De todo eso ¡oh dolor! está llena la historia política nuestra; pero como todo pueblo está sujeto a las leyes del progreso, y ninguno puede sustraerse a sus mandatos imperativos, el nuestro ha tenido al fin la suerte de ver llegar a tiempo la hora decisiva de su verdadera iniciación en la solución de las arduas y complejas cuestiones de la vida.

Es un hecho incontrovertible que entre nosotros no existen problemas políticos por resolver, ni religiosos, ni de razas, ni de ningún otro orden de ideas que no sean las ideas económicas. Tierra venturosa esta donde el buen Dios derramó a manos llenas todas sus gracias y en la que sólo ha faltado un poco de cordura entre sus hijos para que a estas horas fuera una nación perfectamente organizada.

No existen problemas políticos porque nuestra política (lo que hemos entendido nosotros por política) se ha reducido siempre a quítate tú para ponerme yo. No ha habido nunca partidos de principios con programa definido: rojos y azules y verdes han venido luchando por el propósito único de sostenerse en el poder a outrance, despojados de todo ideal, ocupándose unos y otros, más de sí mismos y de su propio bienestar, que de los destinos de la República y su engrandecimiento propio; sin atender con  honradez al manejo escrupulosos de las finanzas y siendo éstas las más de las veces patrimonio exclusivo de los empleados de alta jerarquía. Por eso, los contratos leoninos, las concesiones onerosas, el desbarajuste financiero que ha aniquilado y comprometido la autonomía económica del país. Por eso, las guerras fratricidas sin otro objeto que el hacerse dueños los triunfadores del manejo de las rentas del Estado; guerras desastrosas que desolaron los campos y las ciudades, sembraron el terror en las familias y el descrédito del país en extrañas tierras.

No existen problemas religiosos: porque entre el Estado y la Iglesia ha existido en todo momento la más completa armonía, y el sacerdote dominicano no es otra cosa que un ciudadano con sotana más dispuesto a la lucha ardiente y brava de nuestras contiendas políticas, que a la lucha por el triunfo del dogma religioso que representa. 

No existen problemas de razas: porque este país lo es en mayoría de negros y mestizos que se casan con nuestras blancas a medias, que no tienen blasones que defender.

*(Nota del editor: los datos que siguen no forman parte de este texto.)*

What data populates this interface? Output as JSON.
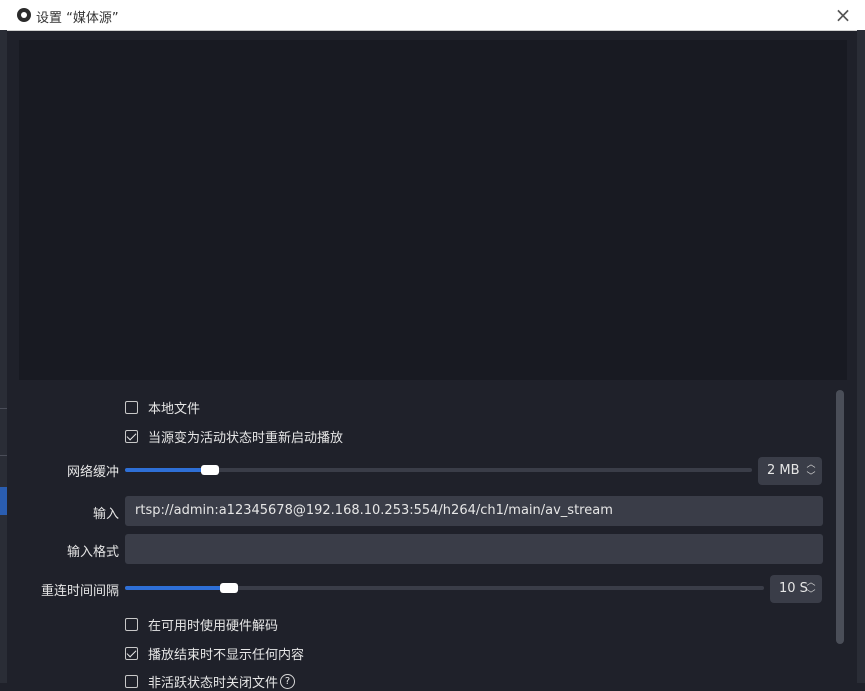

El problema único, el único cierto, es el problema económico. Por eso han sido reputados de mejores, por la crisis, aquellos gobiernos que con más tino y saber han manejado rentas del Estado.

El gobierno de Buenaventura Báez, con ser un gobierno fuerte en su modus operandi, es nombrado a cada momento como ejemplo de gobierno honrado por la sencilla razón de que no se incautó las entradas del tesoro y dejó a su caída algunos miles de pesos guardados en las cajas del palacio. El gobierno de Juan Isidro Jimenes, con ser un gobierno que garantizó el ejercicio de todas las libertades públicas, es considerado como un mal gobierno porque no evitó el despilfarro de la Hacienda. El gobierno de Horacio Vásquez, que fue de arbitrariedades sin cuento, es considerado como bueno porque hubo bastante economía en la administración de dineros fiscales.

El gobierno de Alejandro Woss y Gil, que no atropelló ni fusiló a nadie, es reputado como uno de los gobiernos más malos que hemos tenido porque convirtió la Hacienda en estancia del Diablo. Tal criterio acerca de lo que se entiende por un mal gobierno, o viceversa, es bastante discutible desde el punto de la moral política; pero tiene su lógica explicación en esta verdad indiscutible: que los hombres, lo mismo que pueblos, son susceptibles de tolerarlo todo, menos que les hieran en sus intereses económicos. Si Ulises Heureaux no hubiera hecho aquella monstruosa serie de papeletas que arruinó la riqueza nacional, no hubiéramos tenido 26 de Julio.

Entiendo, sin embargo, que no basta a un gobierno, para merecer los aplausos de sus gobernados, respetar las leyes y manejar con decoro los dineros del fisco. Se necesita de algo más: que las rentas sean invertidas sabiamente, de tal suerte que la riqueza pública se aumente, que las deudas contraídas por el país caminen en pos de su redención, que la agricultura sea favorecida, garantizado el comercio, bien remunerados los servicios y ampliamente protegido el trabajo en sus múltiples manifestaciones.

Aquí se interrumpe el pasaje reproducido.